Another great memory Jansen said he will treasure from this year is the experience of playing in home playoff games for the first time, despite the losses. The atmosphere in Toronto — with the team’s sold-out domed stadium jammed with nearly 50,000 raucous fans — is widely regarded as one of, if not the most boisterous, settings the sport can offer.

“It was everything we heard it would be,” said Jansen, who made his major league debut in August 2018 after being called up from the Jays’ Triple-A team in Buffalo. “None of us on this team had experienced a playoff game here before. We were only able to go off what we had heard playoff games are like here. Now we know. It was totally awesome. It was totally electric.”

Danny Jansen, center, celebrates with teammates after hitting a walk-off single in the 11th inning to defeat the Chicago Cubs during a game Aug. 29 in Toronto.
Danny Jansen, center, celebrates with teammates after hitting a walk-off single in the 11th inning to defeat the Chicago Cubs during a game Aug. 29 in Toronto.

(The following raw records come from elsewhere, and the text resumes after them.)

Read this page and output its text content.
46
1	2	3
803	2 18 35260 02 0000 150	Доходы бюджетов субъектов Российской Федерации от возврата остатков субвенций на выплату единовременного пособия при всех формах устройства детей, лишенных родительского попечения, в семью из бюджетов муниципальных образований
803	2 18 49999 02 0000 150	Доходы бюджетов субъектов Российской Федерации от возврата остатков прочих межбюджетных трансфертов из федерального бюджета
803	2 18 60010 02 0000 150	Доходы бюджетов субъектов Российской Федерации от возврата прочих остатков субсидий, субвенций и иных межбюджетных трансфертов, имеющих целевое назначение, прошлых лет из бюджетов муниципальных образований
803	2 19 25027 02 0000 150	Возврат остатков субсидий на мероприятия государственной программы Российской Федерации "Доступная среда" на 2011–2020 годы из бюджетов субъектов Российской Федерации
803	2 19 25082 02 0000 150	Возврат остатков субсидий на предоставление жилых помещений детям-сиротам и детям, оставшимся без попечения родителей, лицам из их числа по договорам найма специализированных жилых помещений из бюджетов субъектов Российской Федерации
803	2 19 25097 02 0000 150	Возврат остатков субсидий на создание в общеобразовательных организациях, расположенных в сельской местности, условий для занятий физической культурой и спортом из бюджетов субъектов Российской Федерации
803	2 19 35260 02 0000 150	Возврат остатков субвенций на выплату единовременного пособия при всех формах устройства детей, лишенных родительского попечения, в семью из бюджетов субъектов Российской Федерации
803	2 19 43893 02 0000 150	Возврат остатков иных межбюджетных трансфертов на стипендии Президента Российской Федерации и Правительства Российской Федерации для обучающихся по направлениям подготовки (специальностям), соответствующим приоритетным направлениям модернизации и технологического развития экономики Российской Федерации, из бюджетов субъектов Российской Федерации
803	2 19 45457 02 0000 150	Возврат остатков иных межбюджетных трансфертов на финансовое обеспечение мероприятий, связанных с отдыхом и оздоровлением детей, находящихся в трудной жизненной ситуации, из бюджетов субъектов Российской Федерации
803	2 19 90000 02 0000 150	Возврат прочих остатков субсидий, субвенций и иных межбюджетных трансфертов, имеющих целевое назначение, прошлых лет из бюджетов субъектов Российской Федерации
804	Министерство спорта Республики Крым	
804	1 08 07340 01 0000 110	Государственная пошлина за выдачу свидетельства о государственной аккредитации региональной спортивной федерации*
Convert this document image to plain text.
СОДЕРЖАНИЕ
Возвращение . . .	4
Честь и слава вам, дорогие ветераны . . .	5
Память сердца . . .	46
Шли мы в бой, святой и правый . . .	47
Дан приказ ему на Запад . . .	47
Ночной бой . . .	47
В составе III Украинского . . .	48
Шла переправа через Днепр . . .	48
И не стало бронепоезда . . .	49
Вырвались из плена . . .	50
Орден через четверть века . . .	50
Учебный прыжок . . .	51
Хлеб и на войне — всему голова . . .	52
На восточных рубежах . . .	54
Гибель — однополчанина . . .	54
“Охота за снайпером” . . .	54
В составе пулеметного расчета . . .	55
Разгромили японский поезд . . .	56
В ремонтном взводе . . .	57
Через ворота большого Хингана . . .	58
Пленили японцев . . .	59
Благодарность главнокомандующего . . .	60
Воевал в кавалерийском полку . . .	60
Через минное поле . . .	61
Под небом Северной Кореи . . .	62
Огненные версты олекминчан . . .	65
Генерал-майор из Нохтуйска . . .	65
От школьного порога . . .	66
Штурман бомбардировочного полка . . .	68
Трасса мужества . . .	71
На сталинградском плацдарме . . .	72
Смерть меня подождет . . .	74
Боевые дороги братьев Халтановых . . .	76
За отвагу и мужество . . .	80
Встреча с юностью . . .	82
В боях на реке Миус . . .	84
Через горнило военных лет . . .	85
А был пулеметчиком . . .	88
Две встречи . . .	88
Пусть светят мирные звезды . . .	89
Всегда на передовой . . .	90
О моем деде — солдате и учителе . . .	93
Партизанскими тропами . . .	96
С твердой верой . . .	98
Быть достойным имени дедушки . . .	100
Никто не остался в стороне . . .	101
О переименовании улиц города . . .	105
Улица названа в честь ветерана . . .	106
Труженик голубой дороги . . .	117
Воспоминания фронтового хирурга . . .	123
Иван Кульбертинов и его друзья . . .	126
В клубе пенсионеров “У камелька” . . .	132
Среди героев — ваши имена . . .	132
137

Meanwhile, far away from the stadium, Jansen said he was pleased to know so many people back home in Wisconsin had been following the Blue Jays closely over the last few weeks and had been reaching out to him to offer support. That includes his parents, Kathy and Steve, his older brother Matthew, a number of close friends and his old coach and mentor from Appleton West, Dave Gassner.

“It’s always great to hear from him. He will often text me during the season, especially after a home run. He was wishing me good luck in the postseason. That was nice,” Jansen said.

With the Jays out of the playoffs, all he can do is look ahead to next season. He’ll have Toronto manager John Schneider, who took over the team midseason after Charlie Montoyo was fired, for a full season and Jansen thinks that should help keep the momentum going in the right direction.

Schneider and Jansen have a particularly close relationship. They came to the Blue Jays at the same time — Schneider as a 32-year-old managerial prospect and Jansen as a wide-eyed 17-year-old just drafted. Together, they have moved up from the bottom of the Blue Jays organization to rise to the top.

But there will certainly be no special treatment for Jansen because of that. Toronto has 23-year-old Alejandro Kirk at catcher as well. Kirk is a special talent who was selected to play in the all-star game this year. Plus, there’s 22-year-old Gabriel Moreno, yet another catching prodigy on the Jays roster. It means Jansen is only catching part time in Toronto, though the days he is not catching he is still getting into the game as a designated hitter. If that pattern continues next year, that’s just fine with him.

“What the Blue Jays have with their catchers is definitely unique in the league, but whether I’m in there or not I’m always ready for my name to be called," he said. "When you get an opportunity, you just put your head down and play hard. Obviously, there are two other talented players and they can really play. But it’s been fun playing with them and competing with them. And the fact I’m in there DHing is great as well. So, whether I’m in there or not, I’m always ready to go.”